The bill: 11,000 dollars.
At first, the insurance company refused to pay anything towards the bill. Instead, they wanted to charge the hospital fees to whoever had shoved June’s son in the basketball game. “We had no idea who did it, and they didn’t do it on purpose,” said June, who had started getting the bills in the mail while her insurance company dragged its feet. She received a bill from the hospital for about $7000 and one from the doctors for $3500, “which shocked me, because I thought at the hospital the doctors work for the hospital, and that’s not true anymore.”
After June filled out a pile of paperwork, the insurance company contributed a total of about $1400, and the hospital made some deductions, leaving her with $3500 left to pay. She is still not sure what her share of the provider bill will be. The simple procedure became a major financial issue, with her husband forced to leave his retirement to help make the payments. Saying that her 16-year-old son is the priority, June is going to cancel her own insurance to pay off the hospital.
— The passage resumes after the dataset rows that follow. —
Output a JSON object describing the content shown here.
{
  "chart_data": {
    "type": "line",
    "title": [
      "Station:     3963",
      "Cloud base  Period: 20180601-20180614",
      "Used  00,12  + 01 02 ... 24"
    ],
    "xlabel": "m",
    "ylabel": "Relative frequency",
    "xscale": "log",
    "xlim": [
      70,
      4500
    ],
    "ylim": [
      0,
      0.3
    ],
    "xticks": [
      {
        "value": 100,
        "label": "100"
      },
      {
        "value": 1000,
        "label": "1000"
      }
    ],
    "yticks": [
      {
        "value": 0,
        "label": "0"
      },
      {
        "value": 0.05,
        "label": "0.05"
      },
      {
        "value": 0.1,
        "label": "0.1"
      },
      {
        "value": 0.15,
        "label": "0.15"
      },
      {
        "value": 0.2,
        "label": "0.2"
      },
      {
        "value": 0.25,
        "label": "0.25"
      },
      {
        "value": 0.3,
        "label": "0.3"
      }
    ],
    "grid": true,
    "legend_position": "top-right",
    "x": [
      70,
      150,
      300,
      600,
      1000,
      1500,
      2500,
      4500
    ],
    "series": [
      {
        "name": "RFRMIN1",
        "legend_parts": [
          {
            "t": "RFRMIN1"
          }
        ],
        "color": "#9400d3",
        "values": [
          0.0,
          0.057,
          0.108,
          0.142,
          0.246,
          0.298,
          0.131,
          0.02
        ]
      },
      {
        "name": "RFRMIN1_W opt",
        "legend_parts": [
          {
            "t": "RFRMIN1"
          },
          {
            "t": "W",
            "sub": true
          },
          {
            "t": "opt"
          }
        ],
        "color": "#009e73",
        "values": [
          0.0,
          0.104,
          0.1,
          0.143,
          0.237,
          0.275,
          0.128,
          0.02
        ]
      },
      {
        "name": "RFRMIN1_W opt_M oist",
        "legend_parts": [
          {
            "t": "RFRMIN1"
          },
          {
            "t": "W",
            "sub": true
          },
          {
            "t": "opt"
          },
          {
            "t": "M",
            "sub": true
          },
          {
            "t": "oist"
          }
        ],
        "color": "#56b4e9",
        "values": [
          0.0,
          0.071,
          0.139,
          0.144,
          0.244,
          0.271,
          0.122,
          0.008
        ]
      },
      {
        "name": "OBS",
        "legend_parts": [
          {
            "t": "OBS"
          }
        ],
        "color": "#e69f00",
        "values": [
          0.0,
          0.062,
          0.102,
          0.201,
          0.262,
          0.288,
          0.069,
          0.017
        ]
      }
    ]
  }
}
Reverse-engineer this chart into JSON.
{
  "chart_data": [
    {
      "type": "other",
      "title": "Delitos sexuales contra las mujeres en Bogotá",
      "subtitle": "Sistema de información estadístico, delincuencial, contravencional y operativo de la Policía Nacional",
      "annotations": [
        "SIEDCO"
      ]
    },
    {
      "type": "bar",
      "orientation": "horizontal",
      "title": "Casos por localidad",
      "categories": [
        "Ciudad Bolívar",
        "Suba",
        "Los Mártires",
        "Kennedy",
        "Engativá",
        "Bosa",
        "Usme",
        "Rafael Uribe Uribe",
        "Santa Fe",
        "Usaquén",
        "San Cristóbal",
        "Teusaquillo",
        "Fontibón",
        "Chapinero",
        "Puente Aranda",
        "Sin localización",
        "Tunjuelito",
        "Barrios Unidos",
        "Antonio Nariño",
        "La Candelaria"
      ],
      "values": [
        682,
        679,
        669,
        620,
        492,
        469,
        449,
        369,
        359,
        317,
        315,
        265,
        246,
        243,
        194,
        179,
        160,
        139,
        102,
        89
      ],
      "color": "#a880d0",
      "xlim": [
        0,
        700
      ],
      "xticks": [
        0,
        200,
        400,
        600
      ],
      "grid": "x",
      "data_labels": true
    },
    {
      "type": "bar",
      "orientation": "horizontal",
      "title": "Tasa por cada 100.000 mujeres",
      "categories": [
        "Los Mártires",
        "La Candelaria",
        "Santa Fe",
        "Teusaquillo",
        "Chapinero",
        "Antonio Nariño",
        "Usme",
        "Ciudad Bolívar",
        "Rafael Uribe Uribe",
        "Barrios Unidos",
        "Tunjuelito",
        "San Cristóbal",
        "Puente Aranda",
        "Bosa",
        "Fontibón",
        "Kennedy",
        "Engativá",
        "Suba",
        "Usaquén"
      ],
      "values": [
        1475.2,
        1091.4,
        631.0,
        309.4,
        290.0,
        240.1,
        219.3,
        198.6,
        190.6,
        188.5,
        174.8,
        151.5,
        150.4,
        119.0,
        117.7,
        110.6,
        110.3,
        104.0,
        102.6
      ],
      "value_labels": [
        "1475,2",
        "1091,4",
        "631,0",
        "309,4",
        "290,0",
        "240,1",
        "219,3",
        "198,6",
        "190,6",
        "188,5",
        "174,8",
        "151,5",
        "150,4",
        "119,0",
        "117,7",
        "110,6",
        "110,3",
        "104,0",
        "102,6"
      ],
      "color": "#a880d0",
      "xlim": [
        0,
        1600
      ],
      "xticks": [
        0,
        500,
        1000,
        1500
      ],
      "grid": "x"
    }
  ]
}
June thinks the real issue is how much the brief medical procedure cost in the first place, with a single X-ray costing $1500 and a small dose of morphine costing $300. “That is where the problem lies. The hospital charged outrageous fees for what they did. I can’t imagine if he’d had to have surgery or something.”
However, the high amounts charged by the hospital aren’t the only reason the family was stuck paying so much. June’s private insurance, which she found online, turned out to have a lot in common with many “junk insurance plans,” which were common before the Affordable Care Act. These plans, which take people in with promises of affordability and fast-talking telemarketers, are so stingy they’re almost worse than having no insurance at all. Junk insurance plans are less common now, after the ACA, but do still exist. For June’s insurance, her monthly premium was $100, but the company barely covered any of the medical fees.
June’s son is currently on CHIP (Children’s Health Insurance Program), which offers comprehensive coverage. If he had been on CHIP at the time of the accident, she would not owe anywhere near this amount in bills. They are currently paying $130 a month to the hospital. “Especially in the state of Florida, we fall through the cracks here,” she says, adding, “I don’t know what people do […] it hurt, and it’s still hurting bad.”